Despite the guys next door claiming that it was going to be close I put their mirror at over 6lb so unless we managed to hook one of the rarer big fish second was the best we were likely to get in the time we had left, and so it proved. Maybe if we had made that switch half an hour earlier, or we had half an hour more at the end we would have got there, but there are always loads of “what ifs” in sport and Adam was pleased with his second place, picking up a nice new reel and a trophy into the bargain and making plans to win it next year. All I know is angling was definitely the winner and a big ‘well done’ to all involved.
Moving away from matches my own fishing has been somewhat limited due to various reasons, with looking for a full time job the most pressing! I have managed a few social sessions which I normally save for this time of the year as the participants are not always anglers and so appreciate the better weather more so than any fish they are likely to land!

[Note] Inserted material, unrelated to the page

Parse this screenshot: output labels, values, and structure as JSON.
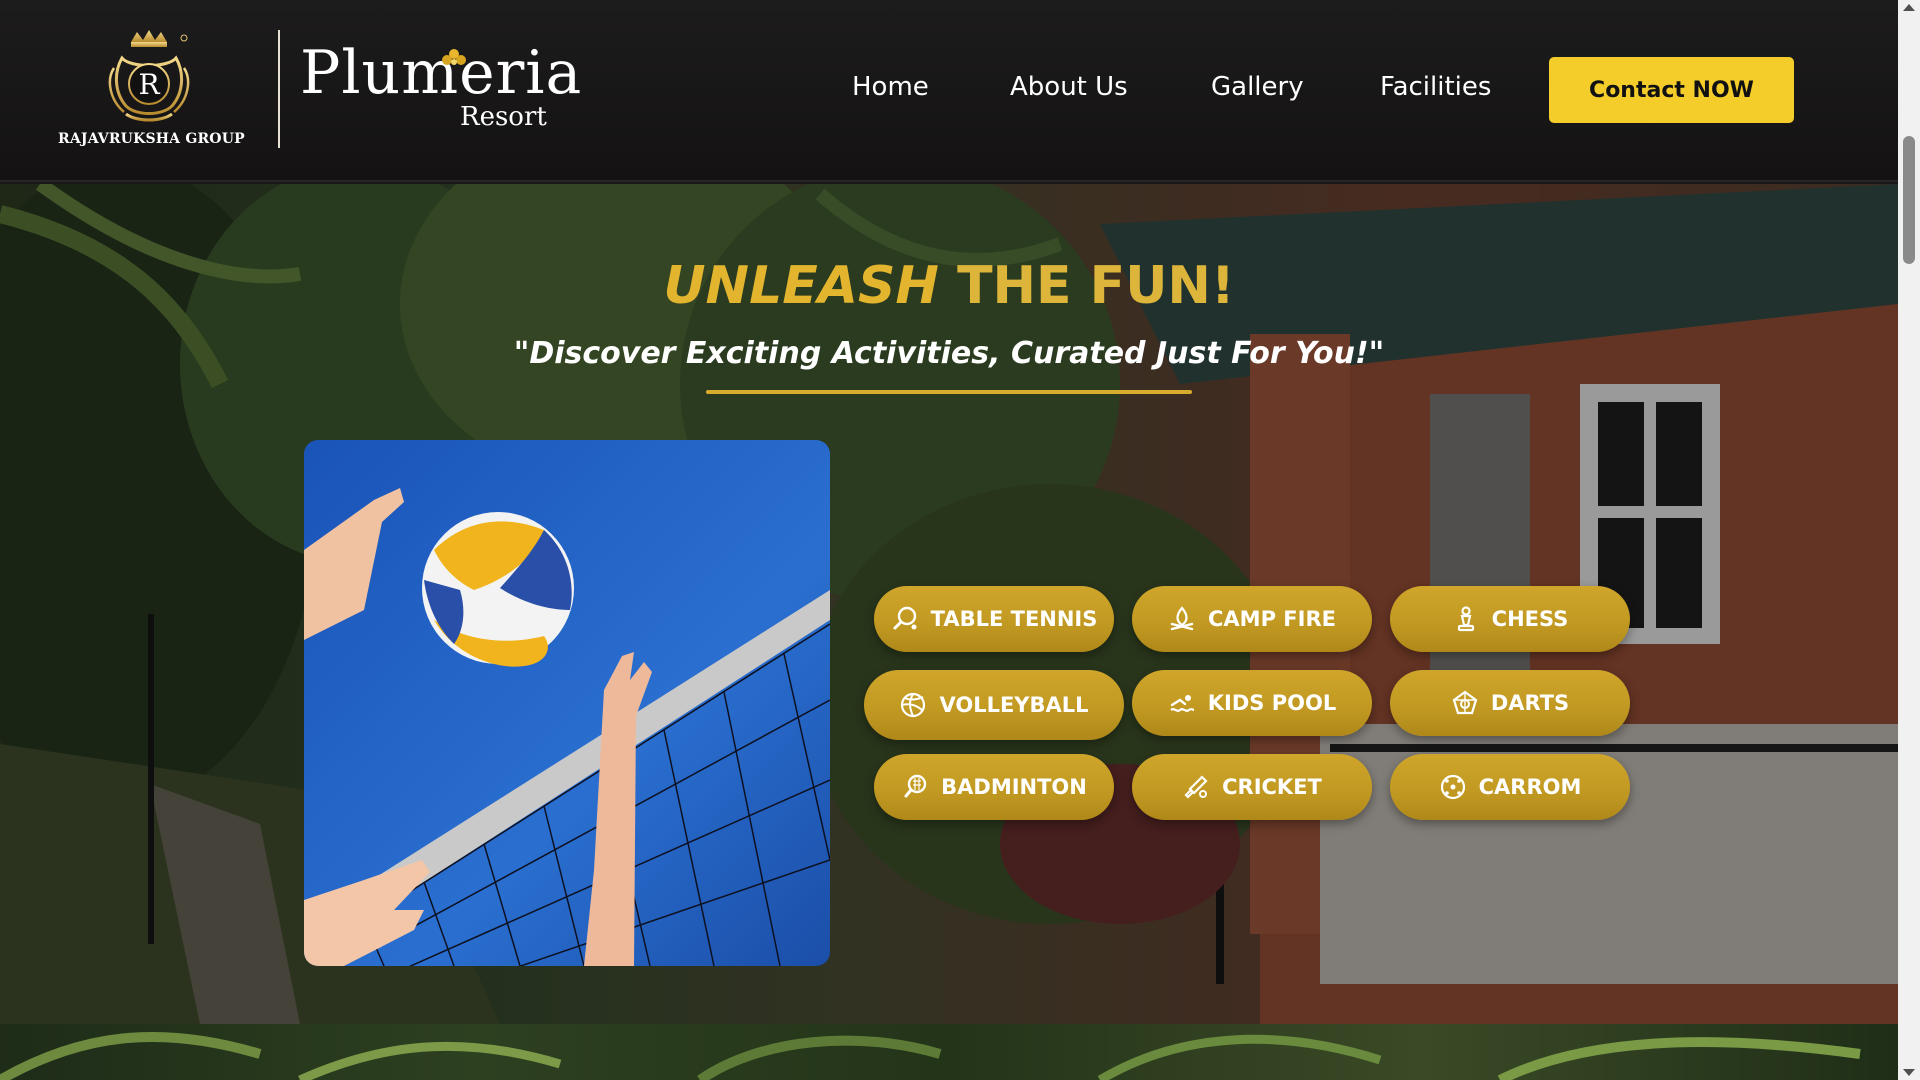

Consequently I have had some average fishing at times this month and instead I have taken the time to do some of the family things and stuff away from fishing that we all have to do with the highlight being taking Adam on the Harry Potter tour around the studios where the films were made. The trip was actually for my fortieth birthday earlier in the year, paid for by my sister, and as a bit of a Potter fan it really was a brilliant day and fascinating to see how some of the stuff was brought to life. But better still was racing back to watch our football team, Watford, beat Birmingham live on the TV, a properly memorable day!

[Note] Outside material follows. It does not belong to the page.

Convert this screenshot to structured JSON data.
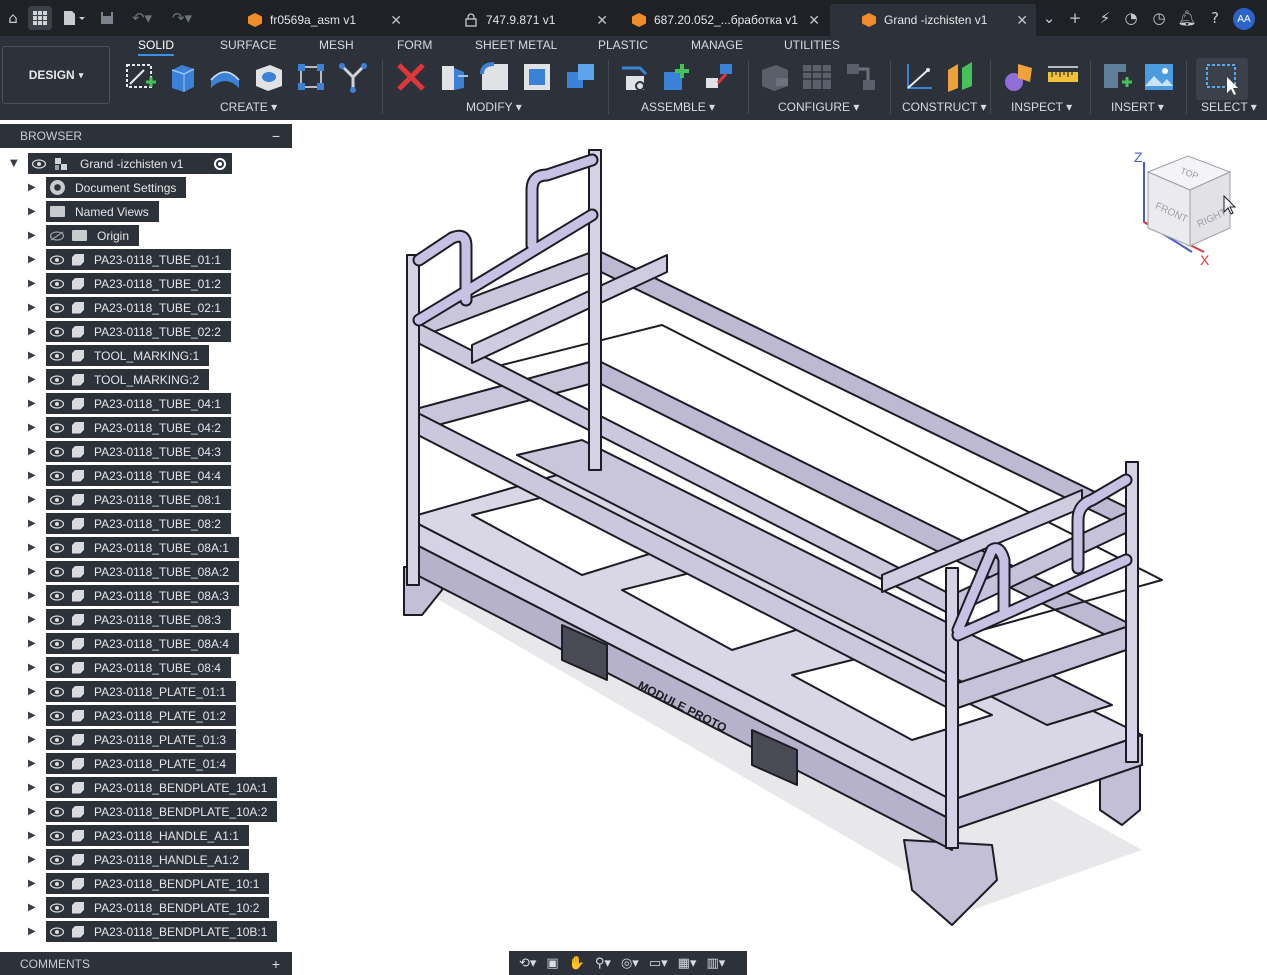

Back to the fishing and I have been trying to make a combined zander/rudd film with George Day, a friend of mine that is a bit of a YouTube sensation as ‘The Fenland Fisherman’. Despite our best efforts no zander and only one average rudd have hit the net in two trips and so that has had to go onto the back burner until next year as George is shortly off to university. However, we did have one last chance to do some filming before he departed to Hull and the target was to be my filming nemesis – the catfish!
I have had a couple of goes at filming for cats in this country and on both occasions the films were notable because of their absence of catfish so, despite going to a water where there were, supposedly, a large number of cats present, I wasn’t counting my chickens.
At first we were plagued by small carp attacking our baits, I even managed to catch one of about 6lb on half a tin of luncheon meat, which caused Mike the ‘Swamp Monster’ – who had joined us for the day – much amusement. In fact it was Swampy who got the ball rolling with the cats by landing a nine pounder on a double boilie bait. George was then into action with a quick brace, one of 14lb followed by one 13lb smaller!
All this time I was getting bugged by carp, landing one of 14lb and having false runs from others; in fact I was just on the point of giving my lobworm rig up (I was actually tying up a new rig) when it signalled my first moggie action, albeit with my smallest catfish ever of around 4lb! This fish though opened the floodgates and was soon followed by much better cats of 18lb and 15lb and my final fish of the day, a seventeen pounder. Swampy had a sixteen on my rod, and missed one, then I managed to lose one when it picked up my second line before we called it a wrap!
We had a great day with loads of daft happenings, not least of all when George caught a carp on a bare hook when it was left on the fishing platform! How the hook got into the water in the first place is a mystery, but to then hook a fish was just bizarre!